O verdadeiro problema não é quem pode ou não ser jornalista, mas quem pagará para escrever...

Portanto, o debate atual é muito salutar. Há a chance não de se inovar, mas de se reparar um erro que foi premeditado pelas forças que sempre quiseram amordaçar os que nunca aceitaram a submissão do Brasil. Os argumentos corporativos dos atuais jornalistas não têm fundamentação nenhuma diante da realidade atual da imprensa, há muito subjugada pelo grande capital transnacional. Isto porque, a direção de empresas jornalísticas, graças a uma lei do tempo de João Goulart, ratificada pela atual Constituição (1988), cabe exclusivamente a brasileiros. Porém, hoje, os grandes conglomerados estrangeiros julgam desnecessário reformá-la nesse ponto, pois é fácil recrutar apátridas locais para as causas anti-nacionais. E as faculdades de jornalismo são, hoje, verdadeiras usinas de amestrados que, iludidos de que desempenharão uma jornalismo neutro, imparcial, acabam manipulados pelos donos das empresas jornalísticas, prejudicando a sociedade brasileira. Todos sabem que há muito as empresas alienígenas burlam tais exigências legais. Duas CPIs, uma em 1963, outra em 1966, investigaram a penetração do capital estrangeiro nos meios de comunicação. Nas conclusões da primeira, o então deputado João Dória (pai do almofadinha júnior conhecido hoje), então presidente da CPI e um patriota, afirmou: "Em 1960 os dispêndios em publicidade somavam US$ 110,8 milhões (o equivalente a mais de US$ 1 bilhão em valores atuais), 37% à televisão, 28% ao rádio e o restante a outros meios. A veiculação dessa publicidade está em agências, dominadas por apenas oito companhias estrangeiras. Reunidas na Associação Brasileira de Agências de Propaganda – Abrap. Controlam, ainda, a Agência Brasileira de Publicitários. Em 1959, os 11 principais anunciantes do país formaram a Associação Brasileira de Anunciantes – ABA, que incorporou mais 19. Dos 30, quase todos eram grupos estrangeiros. Grande número de revistas e jornais de posição nacionalista viu-se obrigado a suspender as edições por falta de publicidade, apesar de ter índices de vendagem mais altos do que órgãos brindados por frondosa publicidade. Além disso, organizaram-se no Brasil várias empresas jornalísticas subsidiárias de empresas americanas".
Estas palavras de João Dória são sobre dados de 1960. Imagina-se qual não é a realidade de hoje, com todo esse processo de abertura criminosa provocado pela globalização? O fechamento de jornais por questões econômicas, portanto, infelizmente, é a coroação de um processo perverso de controle e neutralização da nacionalidade brasileira pela mercantilização e alienação de tudo sob a égide do capital estrangeiro. Isso está inteiramente associado às tentativas constantes de se jogar o Brasil de joelhos perante um modelo econômico assassino e submisso.

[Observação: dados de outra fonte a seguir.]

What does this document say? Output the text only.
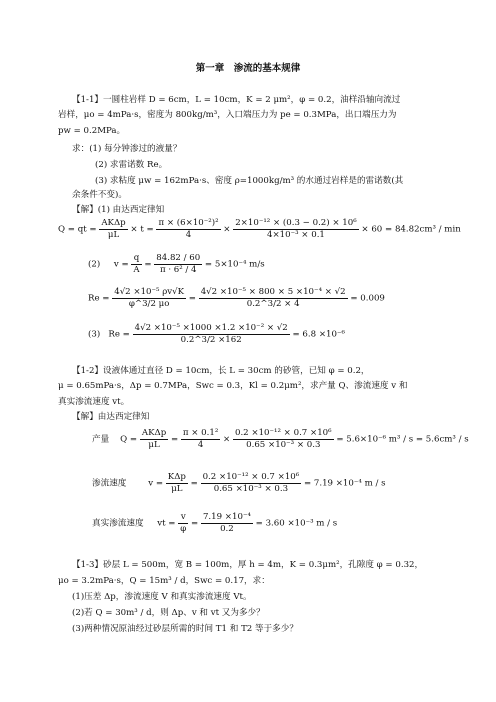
第一章　渗流的基本规律
【1-1】一圆柱岩样 D = 6cm，L = 10cm，K = 2 μm²，φ = 0.2，油样沿轴向流过
岩样，μo = 4mPa·s，密度为 800kg/m³，入口端压力为 pe = 0.3MPa，出口端压力为
pw = 0.2MPa。
求：(1) 每分钟渗过的液量？
(2) 求雷诺数 Re。
(3) 求粘度 μw = 162mPa·s、密度 ρ=1000kg/m³ 的水通过岩样是的雷诺数(其
余条件不变)。
【解】(1) 由达西定律知
Q = qt = $\frac{\text{AKΔp}}{\mu L} \times t = \frac{\text{π × (6×10⁻²)²}}{4} \times \frac{\text{2×10⁻¹² × (0.3 − 0.2) × 10⁶}}{\text{4×10⁻³ × 0.1}} \times 60 = 84.82cm^3 / \min$
(2) $v = \frac{q}{A} = \frac{84.82 / 60}{\text{π · 6² / 4}} = 5\times 10^{-4}$ m/s
$Re = \frac{\text{4√2 ×10⁻⁵ ρv√K}}{\varphi\^{}3/2 \mu o} = \frac{\text{4√2 ×10⁻⁵ × 800 × 5 ×10⁻⁴ × √2}}{0.2\^{}3/2 \times 4} = 0.009$
(3) $Re = \frac{\text{4√2 ×10⁻⁵ ×1000 ×1.2 ×10⁻² × √2}}{0.2\^{}3/2 \times 162} = 6.8 \times 10^{-6}$
【1-2】设液体通过直径 D = 10cm，长 L = 30cm 的砂管，已知 φ = 0.2，
μ = 0.65mPa·s，Δp = 0.7MPa，Swc = 0.3，Kl = 0.2μm²，求产量 Q、渗流速度 v 和
真实渗流速度 vt。
【解】由达西定律知
产量 $Q = \frac{\text{AKΔp}}{\mu L} = \frac{\text{π × 0.1²}}{4} \times \frac{\text{0.2 ×10⁻¹² × 0.7 ×10⁶}}{\text{0.65 ×10⁻³ × 0.3}} = 5.6\times 10^{-6}$ m³ / s = 5.6cm³ / s
渗流速度	$v = \frac{\text{KΔp}}{\mu L} = \frac{\text{0.2 ×10⁻¹² × 0.7 ×10⁶}}{\text{0.65 ×10⁻³ × 0.3}} = 7.19 \times 10^{-4}$ m / s
真实渗流速度 vt = $\frac{v}{\varphi} = \frac{\text{7.19 ×10⁻⁴}}{0.2} = 3.60 \times 10^{-3}$ m / s
【1-3】砂层 L = 500m，宽 B = 100m，厚 h = 4m，K = 0.3μm²，孔隙度 φ = 0.32，
μo = 3.2mPa·s，Q = 15m³ / d，Swc = 0.17，求：
(1)压差 Δp，渗流速度 V 和真实渗流速度 Vt。
(2)若 Q = 30m³ / d，则 Δp、v 和 vt 又为多少？
(3)两种情况原油经过砂层所需的时间 T1 和 T2 等于多少？
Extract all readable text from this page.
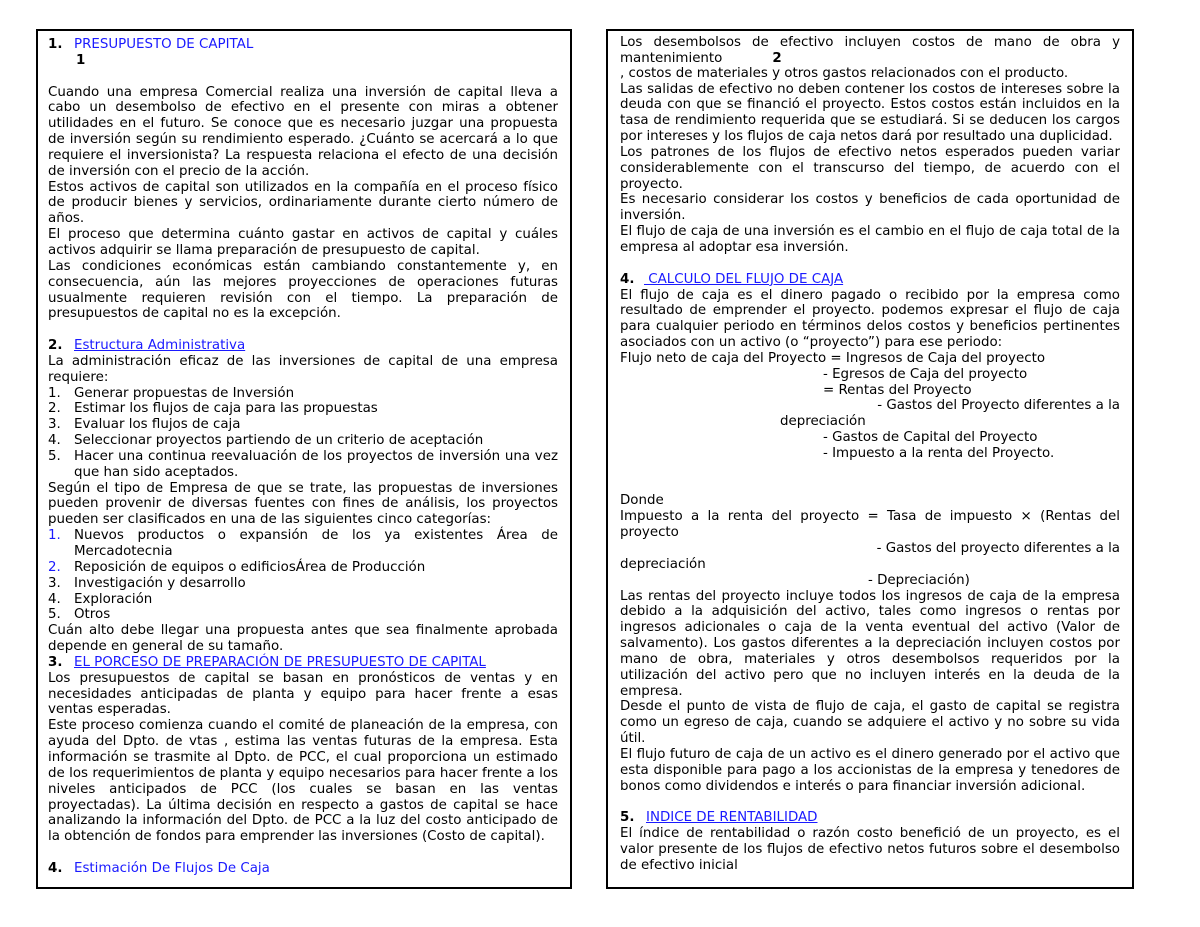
1. PRESUPUESTO DE CAPITAL
1

Cuando una empresa Comercial realiza una inversión de capital lleva a cabo un desembolso de efectivo en el presente con miras a obtener utilidades en el futuro. Se conoce que es necesario juzgar una propuesta de inversión según su rendimiento esperado. ¿Cuánto se acercará a lo que requiere el inversionista? La respuesta relaciona el efecto de una decisión de inversión con el precio de la acción.

Estos activos de capital son utilizados en la compañía en el proceso físico de producir bienes y servicios, ordinariamente durante cierto número de años.

El proceso que determina cuánto gastar en activos de capital y cuáles activos adquirir se llama preparación de presupuesto de capital.

Las condiciones económicas están cambiando constantemente y, en consecuencia, aún las mejores proyecciones de operaciones futuras usualmente requieren revisión con el tiempo. La preparación de presupuestos de capital no es la excepción.

2. Estructura Administrativa

La administración eficaz de las inversiones de capital de una empresa requiere:

1. Generar propuestas de Inversión
2. Estimar los flujos de caja para las propuestas
3. Evaluar los flujos de caja
4. Seleccionar proyectos partiendo de un criterio de aceptación
5. Hacer una continua reevaluación de los proyectos de inversión una vez que han sido aceptados.

Según el tipo de Empresa de que se trate, las propuestas de inversiones pueden provenir de diversas fuentes con fines de análisis, los proyectos pueden ser clasificados en una de las siguientes cinco categorías:

1. Nuevos productos o expansión de los ya existentes Área de Mercadotecnia
2. Reposición de equipos o edificiosÁrea de Producción
3. Investigación y desarrollo
4. Exploración
5. Otros

Cuán alto debe llegar una propuesta antes que sea finalmente aprobada depende en general de su tamaño.

3. EL PORCESO DE PREPARACIÓN DE PRESUPUESTO DE CAPITAL

Los presupuestos de capital se basan en pronósticos de ventas y en necesidades anticipadas de planta y equipo para hacer frente a esas ventas esperadas.

Este proceso comienza cuando el comité de planeación de la empresa, con ayuda del Dpto. de vtas , estima las ventas futuras de la empresa. Esta información se trasmite al Dpto. de PCC, el cual proporciona un estimado de los requerimientos de planta y equipo necesarios para hacer frente a los niveles anticipados de PCC (los cuales se basan en las ventas proyectadas). La última decisión en respecto a gastos de capital se hace analizando la información del Dpto. de PCC a la luz del costo anticipado de la obtención de fondos para emprender las inversiones (Costo de capital).

4. Estimación De Flujos De Caja

Los desembolsos de efectivo incluyen costos de mano de obra y mantenimiento	2

, costos de materiales y otros gastos relacionados con el producto.

Las salidas de efectivo no deben contener los costos de intereses sobre la deuda con que se financió el proyecto. Estos costos están incluidos en la tasa de rendimiento requerida que se estudiará. Si se deducen los cargos por intereses y los flujos de caja netos dará por resultado una duplicidad.

Los patrones de los flujos de efectivo netos esperados pueden variar considerablemente con el transcurso del tiempo, de acuerdo con el proyecto.

Es necesario considerar los costos y beneficios de cada oportunidad de inversión.

El flujo de caja de una inversión es el cambio en el flujo de caja total de la empresa al adoptar esa inversión.

4. CALCULO DEL FLUJO DE CAJA

El flujo de caja es el dinero pagado o recibido por la empresa como resultado de emprender el proyecto. podemos expresar el flujo de caja para cualquier periodo en términos delos costos y beneficios pertinentes asociados con un activo (o “proyecto”) para ese periodo:

Flujo neto de caja del Proyecto = Ingresos de Caja del proyecto
- Egresos de Caja del proyecto
= Rentas del Proyecto
- Gastos del Proyecto diferentes a la
depreciación
- Gastos de Capital del Proyecto
- Impuesto a la renta del Proyecto.
Donde

Impuesto a la renta del proyecto = Tasa de impuesto × (Rentas del proyecto

- Gastos del proyecto diferentes a la
depreciación
- Depreciación)

Las rentas del proyecto incluye todos los ingresos de caja de la empresa debido a la adquisición del activo, tales como ingresos o rentas por ingresos adicionales o caja de la venta eventual del activo (Valor de salvamento). Los gastos diferentes a la depreciación incluyen costos por mano de obra, materiales y otros desembolsos requeridos por la utilización del activo pero que no incluyen interés en la deuda de la empresa.

Desde el punto de vista de flujo de caja, el gasto de capital se registra como un egreso de caja, cuando se adquiere el activo y no sobre su vida útil.

El flujo futuro de caja de un activo es el dinero generado por el activo que esta disponible para pago a los accionistas de la empresa y tenedores de bonos como dividendos e interés o para financiar inversión adicional.

5. INDICE DE RENTABILIDAD

El índice de rentabilidad o razón costo benefició de un proyecto, es el valor presente de los flujos de efectivo netos futuros sobre el desembolso de efectivo inicial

Modelo alimentado pelo marketing, pelo falso entretenimento, pela desinformação, pela concorrência desagregadora, pela subserviência de nossas elites tacanhas, pela macaquice do show-bussines americano; coisas trazidas pela mídia estadunidense desde JK, ampliadas pelos militares e, atualmente, transformadas em modelo de progresso pela "Idade das Trevas" da fase apátrida “FERULA”, FHC/Lula. E a complacência, claro!, dos “neutros” jornalistas produzidos em série nas usinas de mentes vazias das faculdades. Jornalistas que, mesmo sabendo de tudo isso, ainda têm a cara-de-pau de falar, em seu manifesto corporativo, de coisas como “Direito à informação independente e plural, condição indispensável para a verdadeira democracia''.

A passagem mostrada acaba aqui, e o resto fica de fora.